Five calls; counter is 5; out is the result of the fifth call. No state threading.

What about jit?

Wrapping with nnx.jit traces the function. The first call increments the counter; subsequent calls re-use the trace, but the counter still increments because nnx.jit knows how to handle in-place mutation of nnx.Variable. (Magic: nnx splits the model on entry and merges on exit, so the mutation is observable from the outside.)

But for debugging, jit is the wrong tool. Skip jit, set breakpoints, inspect self.counter.value between calls. Once things work, drop jit on the train step.

Common pitfalls

Plain Python int as counter. Without nnx.Variable, the counter goes into the static graphdef, not the state. Mutating it works for one Python session but doesn’t survive split/merge.
self.counter += 1. That binds a new attribute named counter to a fresh JAX array, replacing the nnx.Variable wrapper. Use self.counter.value = self.counter.value + 1 to preserve the wrapper.
Reading the counter inside the forward and using it as a JAX array AT TRACE TIME. Inside nnx.jit, the counter is a Tracer with a known shape but unknown value — fine for dynamic use, broken if you try to use it as a Python int.
Forgetting that the state survives across calls. Some users expect a Module() instantiation per call (the Linen pattern). In nnx, you build once and reuse — the state accumulates.

Problem

Write eager_debug_step_count(seed, x, features, n_calls):

Define CountingModel(nnx.Module) with one nnx.Linear (in -> features) and a self.counter = nnx.Variable(jnp.array(0, dtype=jnp.int32)).
__call__(x) increments self.counter.value by 1, then returns self.l1(x).
Build the model. Call model(x) n_calls times in a Python loop (no jit). Capture the output of the last call.
Return jnp.array([float(final_count), float(last_out.sum())]).
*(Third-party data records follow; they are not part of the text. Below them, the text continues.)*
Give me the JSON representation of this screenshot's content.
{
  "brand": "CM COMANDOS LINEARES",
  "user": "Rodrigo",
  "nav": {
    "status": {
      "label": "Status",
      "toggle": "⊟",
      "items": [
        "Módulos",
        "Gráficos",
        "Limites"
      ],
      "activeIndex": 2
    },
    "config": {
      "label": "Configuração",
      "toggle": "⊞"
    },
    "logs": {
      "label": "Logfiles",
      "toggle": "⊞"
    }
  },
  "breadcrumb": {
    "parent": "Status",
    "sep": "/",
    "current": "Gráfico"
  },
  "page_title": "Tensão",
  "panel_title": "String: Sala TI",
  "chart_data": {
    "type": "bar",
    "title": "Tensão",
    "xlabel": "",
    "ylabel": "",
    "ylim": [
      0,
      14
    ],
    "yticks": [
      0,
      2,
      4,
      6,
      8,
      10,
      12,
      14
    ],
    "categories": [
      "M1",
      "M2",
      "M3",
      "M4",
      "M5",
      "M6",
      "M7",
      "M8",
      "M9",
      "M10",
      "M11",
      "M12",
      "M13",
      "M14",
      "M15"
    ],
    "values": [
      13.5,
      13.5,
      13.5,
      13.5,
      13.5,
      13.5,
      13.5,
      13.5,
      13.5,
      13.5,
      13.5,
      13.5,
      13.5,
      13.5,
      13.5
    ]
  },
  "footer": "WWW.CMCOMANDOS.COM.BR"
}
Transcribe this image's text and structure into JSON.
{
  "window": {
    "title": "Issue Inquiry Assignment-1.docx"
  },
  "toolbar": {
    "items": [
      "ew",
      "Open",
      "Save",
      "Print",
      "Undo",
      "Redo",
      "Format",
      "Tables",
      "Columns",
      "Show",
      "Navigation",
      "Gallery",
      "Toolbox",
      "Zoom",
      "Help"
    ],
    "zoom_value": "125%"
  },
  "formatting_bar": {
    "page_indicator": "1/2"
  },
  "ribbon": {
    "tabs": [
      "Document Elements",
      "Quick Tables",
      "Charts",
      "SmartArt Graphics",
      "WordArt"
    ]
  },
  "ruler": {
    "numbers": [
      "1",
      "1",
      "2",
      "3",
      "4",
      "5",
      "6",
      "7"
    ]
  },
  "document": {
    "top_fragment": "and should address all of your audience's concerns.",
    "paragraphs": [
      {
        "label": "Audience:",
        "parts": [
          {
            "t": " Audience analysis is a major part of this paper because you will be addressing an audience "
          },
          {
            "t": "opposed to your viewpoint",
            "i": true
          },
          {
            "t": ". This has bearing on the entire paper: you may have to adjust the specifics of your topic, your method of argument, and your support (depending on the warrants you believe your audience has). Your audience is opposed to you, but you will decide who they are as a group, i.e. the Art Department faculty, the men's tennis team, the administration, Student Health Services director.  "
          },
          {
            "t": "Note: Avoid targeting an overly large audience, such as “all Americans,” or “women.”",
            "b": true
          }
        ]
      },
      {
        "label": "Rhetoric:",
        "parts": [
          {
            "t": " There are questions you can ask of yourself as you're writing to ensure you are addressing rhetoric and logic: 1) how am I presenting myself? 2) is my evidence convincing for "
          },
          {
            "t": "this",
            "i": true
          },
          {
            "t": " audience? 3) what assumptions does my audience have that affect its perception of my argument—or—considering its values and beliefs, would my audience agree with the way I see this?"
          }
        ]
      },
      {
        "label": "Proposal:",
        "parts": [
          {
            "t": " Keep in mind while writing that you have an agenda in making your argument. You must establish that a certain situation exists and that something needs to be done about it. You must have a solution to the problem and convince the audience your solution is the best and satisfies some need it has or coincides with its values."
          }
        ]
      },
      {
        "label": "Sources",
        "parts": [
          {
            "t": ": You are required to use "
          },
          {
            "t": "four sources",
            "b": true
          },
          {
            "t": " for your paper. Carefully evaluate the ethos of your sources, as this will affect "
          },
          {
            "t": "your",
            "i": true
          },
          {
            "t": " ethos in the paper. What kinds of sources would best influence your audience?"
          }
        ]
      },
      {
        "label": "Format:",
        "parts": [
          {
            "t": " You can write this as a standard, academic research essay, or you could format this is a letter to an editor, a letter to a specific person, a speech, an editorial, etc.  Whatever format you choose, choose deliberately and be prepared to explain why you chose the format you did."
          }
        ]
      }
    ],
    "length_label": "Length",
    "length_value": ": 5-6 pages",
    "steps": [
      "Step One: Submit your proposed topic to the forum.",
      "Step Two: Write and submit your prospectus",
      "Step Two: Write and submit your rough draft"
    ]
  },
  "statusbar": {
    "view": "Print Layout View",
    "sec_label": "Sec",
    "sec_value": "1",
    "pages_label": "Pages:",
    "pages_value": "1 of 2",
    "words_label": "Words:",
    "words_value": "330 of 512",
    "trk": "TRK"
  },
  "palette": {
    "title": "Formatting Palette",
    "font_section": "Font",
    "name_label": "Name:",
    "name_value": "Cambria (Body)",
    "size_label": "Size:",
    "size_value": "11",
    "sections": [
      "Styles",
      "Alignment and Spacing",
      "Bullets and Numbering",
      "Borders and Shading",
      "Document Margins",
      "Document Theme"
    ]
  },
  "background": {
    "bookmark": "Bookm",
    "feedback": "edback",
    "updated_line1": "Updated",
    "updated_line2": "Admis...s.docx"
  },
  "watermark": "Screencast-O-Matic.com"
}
The first entry is n_calls. The second is the sum of the last forward’s output (same as the first forward’s, since l1 is deterministic and inputs don’t change — but the counter has incremented).

Inputs:

seed: int (passed as float).
x: 1-D JAX array.
features: int (passed as float).
n_calls: int (passed as float).

Output: length-2 [final_count, output_sum].